"We found Tennessee Walking Horses, Spotted Saddle Horses, quarter horses and other cross-breeds roaming the property and overcrowded in a dank barn. Almost all of the horses were shockingly thin – more like taut skin pulled over a skeletal frame than the robust, lively creatures they should have been. Many hung their heads in apparent weakness and stood motionless on thin, wobbly legs. Some of the stronger horses eagerly vacuumed down mounds of fresh hay that had been laid out by rescuers," said Scotlund Haisley, senior Director of emergency services for The HSUS.
The rescue mission was the coordinated effort of the HSUS, the Cannon County Sheriff’s Department, he Tennessee Department of Agriculture, Volunteer Equine Advocates, the Tennessee State Fairgrounds, members of the Middle Tennessee State University equestrian team, A Place to Bark Animal Rescue and other local equine handlers and veterinarians.

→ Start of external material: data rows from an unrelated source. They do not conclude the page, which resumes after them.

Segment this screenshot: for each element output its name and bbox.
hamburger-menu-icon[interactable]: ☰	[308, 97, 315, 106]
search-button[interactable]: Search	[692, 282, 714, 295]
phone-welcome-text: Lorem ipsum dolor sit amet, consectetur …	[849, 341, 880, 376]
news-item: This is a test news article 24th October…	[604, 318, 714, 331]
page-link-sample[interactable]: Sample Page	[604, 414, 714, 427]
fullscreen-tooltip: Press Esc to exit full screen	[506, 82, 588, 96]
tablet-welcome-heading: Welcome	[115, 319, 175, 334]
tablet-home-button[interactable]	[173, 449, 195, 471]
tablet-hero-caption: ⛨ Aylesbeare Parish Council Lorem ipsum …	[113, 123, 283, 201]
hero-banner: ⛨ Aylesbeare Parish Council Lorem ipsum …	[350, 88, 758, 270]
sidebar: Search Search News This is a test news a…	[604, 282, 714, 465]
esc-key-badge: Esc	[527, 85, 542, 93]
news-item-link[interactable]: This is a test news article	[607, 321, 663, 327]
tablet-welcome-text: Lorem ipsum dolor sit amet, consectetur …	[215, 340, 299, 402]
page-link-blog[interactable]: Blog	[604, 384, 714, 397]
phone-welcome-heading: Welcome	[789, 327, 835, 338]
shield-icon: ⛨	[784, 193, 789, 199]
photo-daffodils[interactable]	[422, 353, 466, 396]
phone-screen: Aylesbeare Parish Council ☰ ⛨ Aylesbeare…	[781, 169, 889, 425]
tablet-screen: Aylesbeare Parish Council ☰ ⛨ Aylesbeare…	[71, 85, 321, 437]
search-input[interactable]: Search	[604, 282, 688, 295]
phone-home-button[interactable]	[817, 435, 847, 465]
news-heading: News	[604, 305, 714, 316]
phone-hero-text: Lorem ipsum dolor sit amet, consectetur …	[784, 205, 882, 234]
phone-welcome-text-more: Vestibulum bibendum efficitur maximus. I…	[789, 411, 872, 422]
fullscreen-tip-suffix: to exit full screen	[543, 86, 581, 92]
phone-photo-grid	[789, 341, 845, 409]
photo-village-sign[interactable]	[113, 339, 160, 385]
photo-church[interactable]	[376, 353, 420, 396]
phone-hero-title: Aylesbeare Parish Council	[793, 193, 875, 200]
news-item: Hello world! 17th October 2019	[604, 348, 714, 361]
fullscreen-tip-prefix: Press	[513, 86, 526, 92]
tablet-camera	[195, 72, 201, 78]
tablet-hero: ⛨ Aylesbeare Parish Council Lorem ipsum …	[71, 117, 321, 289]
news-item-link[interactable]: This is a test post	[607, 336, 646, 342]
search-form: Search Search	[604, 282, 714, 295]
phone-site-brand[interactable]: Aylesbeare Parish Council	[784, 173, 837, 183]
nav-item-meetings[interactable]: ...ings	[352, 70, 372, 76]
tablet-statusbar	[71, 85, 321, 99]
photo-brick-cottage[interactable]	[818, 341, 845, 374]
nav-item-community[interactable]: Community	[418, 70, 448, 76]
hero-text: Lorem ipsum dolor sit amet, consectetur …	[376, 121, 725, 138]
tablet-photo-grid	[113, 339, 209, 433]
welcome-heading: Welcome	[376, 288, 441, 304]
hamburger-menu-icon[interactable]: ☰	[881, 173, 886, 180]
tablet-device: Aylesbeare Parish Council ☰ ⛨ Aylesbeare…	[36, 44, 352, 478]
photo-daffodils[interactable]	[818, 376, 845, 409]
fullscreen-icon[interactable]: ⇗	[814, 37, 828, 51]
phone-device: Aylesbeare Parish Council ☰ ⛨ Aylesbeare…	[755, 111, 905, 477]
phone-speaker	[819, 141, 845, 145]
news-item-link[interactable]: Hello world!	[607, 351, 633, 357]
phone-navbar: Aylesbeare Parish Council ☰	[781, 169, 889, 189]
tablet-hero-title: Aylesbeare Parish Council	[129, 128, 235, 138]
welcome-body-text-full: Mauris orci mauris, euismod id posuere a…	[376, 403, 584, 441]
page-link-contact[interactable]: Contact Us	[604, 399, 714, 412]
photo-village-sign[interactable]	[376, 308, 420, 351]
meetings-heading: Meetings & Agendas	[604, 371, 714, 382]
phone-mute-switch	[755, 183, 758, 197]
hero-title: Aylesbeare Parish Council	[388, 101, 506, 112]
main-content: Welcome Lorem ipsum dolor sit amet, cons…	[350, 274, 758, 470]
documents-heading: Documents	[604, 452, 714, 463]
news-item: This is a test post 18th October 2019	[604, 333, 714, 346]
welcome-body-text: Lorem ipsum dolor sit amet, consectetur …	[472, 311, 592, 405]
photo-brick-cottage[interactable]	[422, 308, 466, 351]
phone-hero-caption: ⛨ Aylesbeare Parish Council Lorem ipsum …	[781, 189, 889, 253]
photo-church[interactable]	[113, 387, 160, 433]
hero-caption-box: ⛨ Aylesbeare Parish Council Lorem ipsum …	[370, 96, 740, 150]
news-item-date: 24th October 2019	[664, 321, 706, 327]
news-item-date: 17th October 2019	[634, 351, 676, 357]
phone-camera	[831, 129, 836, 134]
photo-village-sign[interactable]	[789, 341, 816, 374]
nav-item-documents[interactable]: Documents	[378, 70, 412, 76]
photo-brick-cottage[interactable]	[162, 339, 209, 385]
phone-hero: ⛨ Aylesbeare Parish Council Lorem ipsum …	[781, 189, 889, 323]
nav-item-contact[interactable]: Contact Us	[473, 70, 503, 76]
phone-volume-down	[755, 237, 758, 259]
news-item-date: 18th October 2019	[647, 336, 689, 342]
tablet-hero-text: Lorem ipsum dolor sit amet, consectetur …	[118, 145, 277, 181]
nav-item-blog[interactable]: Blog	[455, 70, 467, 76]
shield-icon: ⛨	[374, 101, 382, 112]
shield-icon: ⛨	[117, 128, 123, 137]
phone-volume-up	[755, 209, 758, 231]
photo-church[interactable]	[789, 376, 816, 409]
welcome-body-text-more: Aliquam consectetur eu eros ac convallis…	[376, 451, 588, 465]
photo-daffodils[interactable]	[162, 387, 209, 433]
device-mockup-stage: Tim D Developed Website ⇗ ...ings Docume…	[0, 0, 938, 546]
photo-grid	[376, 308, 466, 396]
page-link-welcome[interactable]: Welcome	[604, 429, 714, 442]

"Today marks a new beginning for these animals, who can now begin their journey to healthy, happy lives," said Leighann McCollum, Tennessee state director for The HSUS. "This rescue would not have been possible without the outpouring of support we received from local horse lovers willing to come to the aid of these neglected animals."
The horses will now be cared for at an emergency shelter by the HSUS, United Animal Nations and local volunteers until their health improves and they are able to be transported. Once they regain their strength, they will be moved to local rescue organizations for re-homing.